Rapid Fire Best of the Best Oral Clinical Oncology Society of Australia Annual Scientific Meeting 2024

Examining the long-term financial toxicity of survivorship care for childhood brain cancer (#36)

Chloe Willemsen 1 , Jordana McLoone 2 3 , Christina Signorelli 2 3 , Claire Wakefield 2 3 , Elysia Thornton-Benko 3 4 , Karen Johnston 2 , Rachael Baldwin 2 3 , Sheena Arora 5 , Richard Cohn 2 3
  1. UNSW, Kensington, NSW, Australia
  2. Kids Cancer Centre, Sydney Children's Hospital, Sydney, NSW, Australia
  3. Discipline of Paediatrics & Child Health, School of Clinical Medicine, UNSW Medicine & Health, Randwick Clinical Campus, Sydney, NSW, Australia
  4. Bondi Road Doctors, Bondi, Sydney, NSW, Australia
  5. Centre for Health Economics Research and Evaluation (CHERE) at the University of Technology Sydney., Sydney, NSW, Australia

Aims: Survivors of childhood brain cancer (CBCS) need ongoing care to for the management of chronic late effects.
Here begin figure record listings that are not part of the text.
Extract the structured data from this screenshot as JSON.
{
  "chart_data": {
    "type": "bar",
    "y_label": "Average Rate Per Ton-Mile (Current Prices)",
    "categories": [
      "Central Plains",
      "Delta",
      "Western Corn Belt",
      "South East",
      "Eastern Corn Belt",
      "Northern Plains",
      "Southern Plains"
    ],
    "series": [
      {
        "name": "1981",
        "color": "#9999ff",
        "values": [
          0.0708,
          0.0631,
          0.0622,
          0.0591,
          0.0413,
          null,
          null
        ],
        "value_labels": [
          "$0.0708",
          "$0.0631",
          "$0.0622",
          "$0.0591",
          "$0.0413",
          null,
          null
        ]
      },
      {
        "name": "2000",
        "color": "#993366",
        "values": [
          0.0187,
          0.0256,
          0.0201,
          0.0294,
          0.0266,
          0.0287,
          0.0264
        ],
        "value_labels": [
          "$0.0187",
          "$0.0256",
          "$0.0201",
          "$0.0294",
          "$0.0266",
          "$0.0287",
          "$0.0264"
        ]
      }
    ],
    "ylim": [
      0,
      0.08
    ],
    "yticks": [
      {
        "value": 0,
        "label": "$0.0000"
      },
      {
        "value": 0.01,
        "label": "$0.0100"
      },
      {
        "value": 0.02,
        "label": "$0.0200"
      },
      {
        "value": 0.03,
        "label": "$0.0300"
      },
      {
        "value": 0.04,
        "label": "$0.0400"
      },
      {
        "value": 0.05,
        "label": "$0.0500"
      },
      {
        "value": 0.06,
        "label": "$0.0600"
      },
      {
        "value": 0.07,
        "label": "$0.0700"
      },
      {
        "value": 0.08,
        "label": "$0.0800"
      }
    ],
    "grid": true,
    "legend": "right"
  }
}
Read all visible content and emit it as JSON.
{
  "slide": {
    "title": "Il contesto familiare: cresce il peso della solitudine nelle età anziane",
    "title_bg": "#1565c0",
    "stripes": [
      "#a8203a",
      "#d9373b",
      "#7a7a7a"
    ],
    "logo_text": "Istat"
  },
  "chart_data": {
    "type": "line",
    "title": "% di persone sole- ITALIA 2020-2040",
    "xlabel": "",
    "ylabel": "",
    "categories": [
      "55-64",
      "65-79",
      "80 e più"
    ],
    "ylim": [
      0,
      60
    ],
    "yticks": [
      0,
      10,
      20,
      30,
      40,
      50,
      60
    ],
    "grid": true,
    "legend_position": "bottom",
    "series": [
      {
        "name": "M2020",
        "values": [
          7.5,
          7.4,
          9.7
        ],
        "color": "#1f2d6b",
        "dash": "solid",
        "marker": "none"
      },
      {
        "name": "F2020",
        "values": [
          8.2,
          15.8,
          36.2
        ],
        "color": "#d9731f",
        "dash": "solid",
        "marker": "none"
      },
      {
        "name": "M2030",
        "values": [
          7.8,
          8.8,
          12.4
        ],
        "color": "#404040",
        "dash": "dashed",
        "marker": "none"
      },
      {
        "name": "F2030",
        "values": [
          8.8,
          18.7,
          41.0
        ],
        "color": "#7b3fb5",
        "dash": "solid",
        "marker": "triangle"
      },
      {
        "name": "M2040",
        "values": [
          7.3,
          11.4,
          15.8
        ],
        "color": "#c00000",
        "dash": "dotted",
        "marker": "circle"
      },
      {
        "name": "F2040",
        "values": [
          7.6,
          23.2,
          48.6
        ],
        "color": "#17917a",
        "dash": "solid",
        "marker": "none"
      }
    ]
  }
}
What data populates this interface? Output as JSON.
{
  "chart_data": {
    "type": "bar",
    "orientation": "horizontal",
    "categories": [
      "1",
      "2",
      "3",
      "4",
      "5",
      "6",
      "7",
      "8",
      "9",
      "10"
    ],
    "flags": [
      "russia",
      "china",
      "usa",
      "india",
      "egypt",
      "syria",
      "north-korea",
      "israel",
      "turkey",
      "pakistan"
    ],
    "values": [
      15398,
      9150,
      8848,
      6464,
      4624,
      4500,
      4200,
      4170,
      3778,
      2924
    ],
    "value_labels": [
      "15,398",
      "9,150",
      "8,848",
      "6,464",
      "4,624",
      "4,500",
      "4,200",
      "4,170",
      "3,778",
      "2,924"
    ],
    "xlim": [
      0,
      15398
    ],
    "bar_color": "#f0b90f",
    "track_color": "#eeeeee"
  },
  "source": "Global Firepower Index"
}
However, healthcare costs can be prohibitive, leading to lower adherence to health recommendations, and cause financial strain and psychological stress. Engage Brain, our CBCS intervention, offered multidisciplinary case reviews and personalized health recommendations to CBCSs. This study aimed to evaluate the out-of-pocket expenses required to follow these recommendations.

Method: We used the Australian Medicare cost calculator to estimate the out-of-pocket costs for adhering to health recommendations. Recommendations were assigned minimum and maximum costs to reflect both public/bulk billing and private/gap-payment scenarios. We calculated the average costs for adherence, adherence rates at six-month follow-up, and compared care costs based on factors like age, tumor grade, treatment site, and type of treatment received.

Results: Fifty-nine CBCSs participated (50% male, average age=22 years; average time since diagnosis=15 years). The mean total cost per survivor was $479 (range=$0-1128, SD=$247) for the minimum-cost scenario and $1,407 (range=$284-5603, SD=$1193) for the maximum-cost scenario. Dentistry (24%), mental health (21%), and neuropsychology (18%) services comprised the largest share of costs. Survivors who underwent chemotherapy (t=-3.207, p<0.002) or radiotherapy (t=-2.256, p<0.028) faced significantly higher minimum total costs compared to those who did not. On average, survivors adhered to 40% of recommendations (range=0-81%, SD=19%), with an average expenditure of $142 (range=$0-543, SD=$160) and $338 (range=$0-1043, SD=$259), in the minimum and maximum-cost scenario, respectively.

Conclusions: Services not covered by Medicare, limited bulk-billing, and long public waiting lists are substantial contributors to increased costs, therefore presenting barriers to care. These are crucial targets to address to reduce financial toxicity and improve adherence to survivorship care.